Legacy of and Future for Black Professionals in Diplomacy

IVLP Black Leaders & Voices Participants meet with a representative from NAACP.


Candies Kotchapaw is the Founder & Executive Director of Developing Young Leaders of Tomorrow, Today (DYLOTT), a black youth-focused leadership incubator organization changing the socio-economic outlook for this marginalized community. In 2021, she participated in an IVLP project on Black Leaders & Voices. She offered the following reflections on her exchange experience.

How did your virtual IVLP experience impact you? Were there any particular resources that inspired you, changed your perspective, or sparked new ideas in how to approach your work?

The virtual IVLP experience was incredibly valuable in further aligning and clarifying the trajectory of my professional career. Coming into the program, I was happy with getting the opportunity to connect with fellow Black leaders across Canada and to learn about possible opportunities to collaborate with American counterparts. As the program progressed, I saw deep connections and synergies among the speakers, projects and prospects for further development in my own career journey as an aspiring Black diplomat.

Specifically, I was able to identify a consistent thread with the concepts of American Federalism, the institutional approach to advance and accomplish goals that move Black priorities forward, and how policy agendas are established that have legislative implications. The ensuing materialization of learning outcomes for me came through identifying the significance of Black diplomacy at the municipal (local), provincial (state), and federal levels of governments, including the executive and judiciary branches. In Canada, Black diplomacy as a unifying concept is still in the formative stages, and the work I do through the Black Diplomats Academy encompasses all the activities of understanding how to gain consensus on an issue while streamlining the process to align policy priorities with governments, corporate institutions, private sectors, and other NGOs.

Be patient, persistent, and brave…

During the pandemic, Meridian has had to find new and innovative ways to advance public diplomacy and did so in part by reinforcing the collaborative nature of the IVLP. What advice would you pass along to other young Black professionals entering careers in diplomacy?

The best advice I can offer to other young Black professionals is to be prepared to navigate this space with an open mind for advancing your careers. There is no direct marker for how or when you will get to your desired landing spot, but if you write your vision of where you want to end up in your career, you will be able to get there. Be patient, persistent, and brave; build a strong network of mentors and career sponsors; and be a staunch advocate for access to experiential learning. These are the people and activities that will get you in the room and create the space for your seat at the decision-making table.

At Meridian, we believe that a diversity of perspectives brings better ideas and outcomes. What is something you would like to see your work sector do differently in the future, as it relates to uplifting Black voices?

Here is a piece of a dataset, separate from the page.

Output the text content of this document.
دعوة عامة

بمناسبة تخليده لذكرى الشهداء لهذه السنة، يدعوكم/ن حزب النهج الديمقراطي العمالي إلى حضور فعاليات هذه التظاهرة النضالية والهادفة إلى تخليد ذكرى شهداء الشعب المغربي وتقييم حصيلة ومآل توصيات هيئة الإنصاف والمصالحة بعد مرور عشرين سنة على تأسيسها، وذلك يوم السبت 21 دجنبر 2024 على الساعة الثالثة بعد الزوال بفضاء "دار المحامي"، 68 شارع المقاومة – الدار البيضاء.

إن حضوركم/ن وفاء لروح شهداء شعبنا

Currently working in the non-profit sector, one idea I’ve been working to advance is the notion of self-governance and capacity building for small non-profits and non-status grassroots organizations. Predominantly these organizations are Black-led and Black-serving, which means they face inequities in access to available resources. I’d like to see more established organizations intentionally champion and develop coalitions with smaller non-profits and grassroots organizations in order to help them gain access to available resources such as funding, partnership opportunities with decision-making bodies, and spotlighting impactful change-making can be a gateway to broader systemic equity.

I hope to leave behind a strong narrative of visionary work that itemizes the pathway of institutional change fueled by Black Diplomacy in Canada and globally.

Lastly, what does legacy look like for you? What do you hope to leave behind professionally?

Legacy for me is 20 years down the road, seeing Black young people in Canada and around the world who have gone through the Black Diplomats Academy holding senior domestic and international leadership roles. Seeing Black young people being confident that their social location or any other external factor is no longer a significant barrier to their career success is legacy-defining for me.

I hope to leave behind a strong narrative of visionary work that itemizes the pathway of institutional change fueled by Black Diplomacy in Canada and globally. This vision for leveraging lived experience of Black young people to influence, develop and amend domestic and international policies by providing education, training, and mentorship is the signature I hope to leave on the diplomatic landscape.